Authors: Kim England*, University of Washington
Topics: Political Geography, Gender, Economic Geography
Keywords: Domestic Work, Care, Labor, Activism, Feminist Geography
Session Type: Paper
Start / End Time: 3:20 PM / 5:00 PM
Room: Endymion, Sheraton, 8th Floor
Presentation File: No File Uploaded
Recently domestic workers have gained important legal rights and remarkable visibility – significant for an occupation with a history of being devalued and hidden behind the doors of private homes. Domestic workers experience exploitative wages and poor working conditions, and are more vulnerable than employees in conventional workplaces. They have long been represented as unorganizable.
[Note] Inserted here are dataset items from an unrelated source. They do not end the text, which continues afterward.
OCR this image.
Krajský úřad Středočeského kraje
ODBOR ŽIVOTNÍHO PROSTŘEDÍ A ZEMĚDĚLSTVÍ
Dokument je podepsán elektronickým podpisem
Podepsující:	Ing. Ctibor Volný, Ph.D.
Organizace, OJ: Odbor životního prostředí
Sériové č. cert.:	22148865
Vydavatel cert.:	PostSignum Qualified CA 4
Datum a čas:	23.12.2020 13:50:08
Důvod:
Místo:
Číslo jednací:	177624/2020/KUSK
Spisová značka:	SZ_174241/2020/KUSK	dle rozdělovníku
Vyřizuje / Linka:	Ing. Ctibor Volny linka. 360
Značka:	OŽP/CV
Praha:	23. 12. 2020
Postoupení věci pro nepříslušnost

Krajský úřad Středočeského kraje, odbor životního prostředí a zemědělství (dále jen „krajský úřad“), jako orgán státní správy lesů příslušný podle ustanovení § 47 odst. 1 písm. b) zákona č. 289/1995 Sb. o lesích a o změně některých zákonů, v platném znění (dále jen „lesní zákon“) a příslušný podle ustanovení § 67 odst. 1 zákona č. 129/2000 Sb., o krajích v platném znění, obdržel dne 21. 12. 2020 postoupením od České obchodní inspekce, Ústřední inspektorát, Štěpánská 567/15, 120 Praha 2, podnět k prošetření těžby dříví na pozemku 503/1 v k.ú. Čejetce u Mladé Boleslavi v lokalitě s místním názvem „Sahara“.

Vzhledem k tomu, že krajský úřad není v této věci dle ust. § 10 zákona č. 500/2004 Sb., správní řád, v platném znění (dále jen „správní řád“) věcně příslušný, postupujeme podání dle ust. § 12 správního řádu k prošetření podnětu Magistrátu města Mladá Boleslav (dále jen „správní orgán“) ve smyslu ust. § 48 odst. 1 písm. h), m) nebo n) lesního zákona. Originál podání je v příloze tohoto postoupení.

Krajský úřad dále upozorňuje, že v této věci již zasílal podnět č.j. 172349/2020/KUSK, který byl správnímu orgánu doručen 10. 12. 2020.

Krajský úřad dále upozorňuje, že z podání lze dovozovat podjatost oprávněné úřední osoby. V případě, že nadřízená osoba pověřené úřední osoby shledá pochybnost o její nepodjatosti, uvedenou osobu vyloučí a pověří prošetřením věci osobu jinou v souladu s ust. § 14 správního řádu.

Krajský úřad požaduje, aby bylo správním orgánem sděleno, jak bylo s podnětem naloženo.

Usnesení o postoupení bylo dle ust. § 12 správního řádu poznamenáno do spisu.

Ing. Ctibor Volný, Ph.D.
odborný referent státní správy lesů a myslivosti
However, domestic workers have come together to create a new round of worker movements and sustained organizing within the United States and elsewhere. I explore the recent emergence of campaigns associated with domestic workers in the US, notably the Domestic Workers' Bill of Rights, now enacted in a several states; and changes to the federal Fair Labor Standards Act. In an era of austerity, such activism problematizes the invisibility and continued devaluation of domestic work by explicitly calling for respect and recognition for domestic workers. They have become active and visible in the various efforts to gain coverage under labor legislation at the state and federal government levels, and their activism is distinctly spatial. Their strategies draw on a range of geographically embedded cultural, legal and political resources at the local, state and national levels, enabling opportunities to channel their energy into locations where success is most likely or where support is most needed with the goal of discursively and materially re-valuing paid domestic work.